Geschäftsverhandlungen: Ein Unternehmensberater erhält während der Akquisephase vertrauliche Informationen eines potenziellen Mandanten. Wenn er diese Informationen veröffentlicht, obwohl kein Vertrag zustande gekommen ist, liegt ein Fall der culpa in Contrahendo vor. Die Verletzung der Vertraulichkeitspflichten kann zu einem Schadensersatzanspruch führen.

Kaufhausunfälle: Ein Kunde verletzt sich in einem Kaufhaus aufgrund mangelnder Reinigung (z.B. ein rutschiger Boden). Hier greift die vorvertragliche Haftung des Kaufhausbetreibers für die Verletzung von Verkehrssicherungspflichten.
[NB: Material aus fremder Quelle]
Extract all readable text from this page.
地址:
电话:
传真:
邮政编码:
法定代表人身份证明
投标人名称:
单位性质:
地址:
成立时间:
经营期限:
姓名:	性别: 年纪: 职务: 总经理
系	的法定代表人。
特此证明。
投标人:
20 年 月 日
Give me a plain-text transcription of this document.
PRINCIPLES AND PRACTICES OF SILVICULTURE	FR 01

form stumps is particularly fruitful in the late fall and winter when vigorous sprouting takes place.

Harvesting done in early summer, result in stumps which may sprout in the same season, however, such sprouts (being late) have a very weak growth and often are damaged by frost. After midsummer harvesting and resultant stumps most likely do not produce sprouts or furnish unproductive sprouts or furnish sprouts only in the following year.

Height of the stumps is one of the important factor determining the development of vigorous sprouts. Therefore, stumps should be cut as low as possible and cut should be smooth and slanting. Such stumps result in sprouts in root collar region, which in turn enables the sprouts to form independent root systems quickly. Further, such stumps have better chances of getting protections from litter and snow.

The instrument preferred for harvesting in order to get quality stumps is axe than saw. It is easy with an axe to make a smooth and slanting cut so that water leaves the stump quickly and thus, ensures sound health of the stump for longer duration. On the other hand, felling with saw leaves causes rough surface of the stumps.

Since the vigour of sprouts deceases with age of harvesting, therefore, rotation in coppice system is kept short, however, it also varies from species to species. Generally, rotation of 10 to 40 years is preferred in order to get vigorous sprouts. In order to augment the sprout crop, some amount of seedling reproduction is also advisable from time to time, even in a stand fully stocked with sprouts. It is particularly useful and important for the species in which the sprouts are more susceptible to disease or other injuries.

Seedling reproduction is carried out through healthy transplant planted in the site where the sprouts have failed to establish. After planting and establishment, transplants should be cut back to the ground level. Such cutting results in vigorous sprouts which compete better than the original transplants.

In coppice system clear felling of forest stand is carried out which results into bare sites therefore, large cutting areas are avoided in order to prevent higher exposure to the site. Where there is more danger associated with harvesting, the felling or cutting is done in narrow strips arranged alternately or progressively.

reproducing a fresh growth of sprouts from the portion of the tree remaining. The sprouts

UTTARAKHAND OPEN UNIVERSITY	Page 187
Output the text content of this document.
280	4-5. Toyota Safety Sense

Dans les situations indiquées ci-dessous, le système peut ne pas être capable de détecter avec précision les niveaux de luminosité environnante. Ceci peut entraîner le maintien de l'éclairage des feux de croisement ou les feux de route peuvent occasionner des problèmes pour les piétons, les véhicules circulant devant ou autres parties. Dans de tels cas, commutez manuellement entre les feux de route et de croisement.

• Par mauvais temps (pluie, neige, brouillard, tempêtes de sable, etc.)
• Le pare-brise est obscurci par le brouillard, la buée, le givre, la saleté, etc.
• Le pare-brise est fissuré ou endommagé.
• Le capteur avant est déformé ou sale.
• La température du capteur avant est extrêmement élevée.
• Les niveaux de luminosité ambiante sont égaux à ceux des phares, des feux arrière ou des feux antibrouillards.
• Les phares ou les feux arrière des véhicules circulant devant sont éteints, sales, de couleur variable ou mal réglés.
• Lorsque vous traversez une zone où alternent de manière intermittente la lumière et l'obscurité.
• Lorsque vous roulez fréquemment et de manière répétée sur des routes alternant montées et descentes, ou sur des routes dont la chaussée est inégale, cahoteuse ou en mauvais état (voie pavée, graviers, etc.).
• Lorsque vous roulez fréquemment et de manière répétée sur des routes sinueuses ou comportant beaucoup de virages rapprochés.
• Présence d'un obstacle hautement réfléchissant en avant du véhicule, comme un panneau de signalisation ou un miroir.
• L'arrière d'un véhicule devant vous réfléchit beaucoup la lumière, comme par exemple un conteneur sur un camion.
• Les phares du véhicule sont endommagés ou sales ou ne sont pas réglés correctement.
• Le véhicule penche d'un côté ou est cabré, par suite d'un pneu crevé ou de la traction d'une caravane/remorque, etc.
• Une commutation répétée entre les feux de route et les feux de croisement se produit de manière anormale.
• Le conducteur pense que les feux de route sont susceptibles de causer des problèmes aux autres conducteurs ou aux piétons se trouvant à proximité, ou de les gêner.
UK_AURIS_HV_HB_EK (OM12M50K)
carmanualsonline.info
Das Kaufhaus muss sicherstellen, dass keine Gefahrenquellen für Kunden bestehen, die das Geschäft betreten, um einzukaufen.

Beispiel: Im sogenannten „Salatblattfall“ (BGHZ 66, 51) rutscht ein Kunde auf einem Salatblatt aus, das auf dem Boden des Supermarkts liegt und verletzt sich. Der Betreiber des Supermarkts haftet für die Verletzung der Verkehrssicherungspflicht.

Restaurantreservierung: Ein Gast reserviert einen Tisch in einem Restaurant für eine große Gruppe und erscheint nicht. Wenn der Wirt nachweisen kann, dass andere Gäste aufgrund der Reservierung abgewiesen wurden und ihm dadurch ein Schaden entstanden ist, kann er Schadensersatz für die Vorbereitungskosten sowie den entgangenen Gewinn verlangen. Dies setzt voraus, dass das Restaurant im Vertrauen auf das Erscheinen des Gastes Aufwendungen getätigt hat.

Beispiel: Ein Restaurant bereitet sich auf eine große Feier vor, kauft zusätzliche Lebensmittel und stellt extra Personal ein. Der Gast erscheint jedoch nicht und sagt auch nicht ab.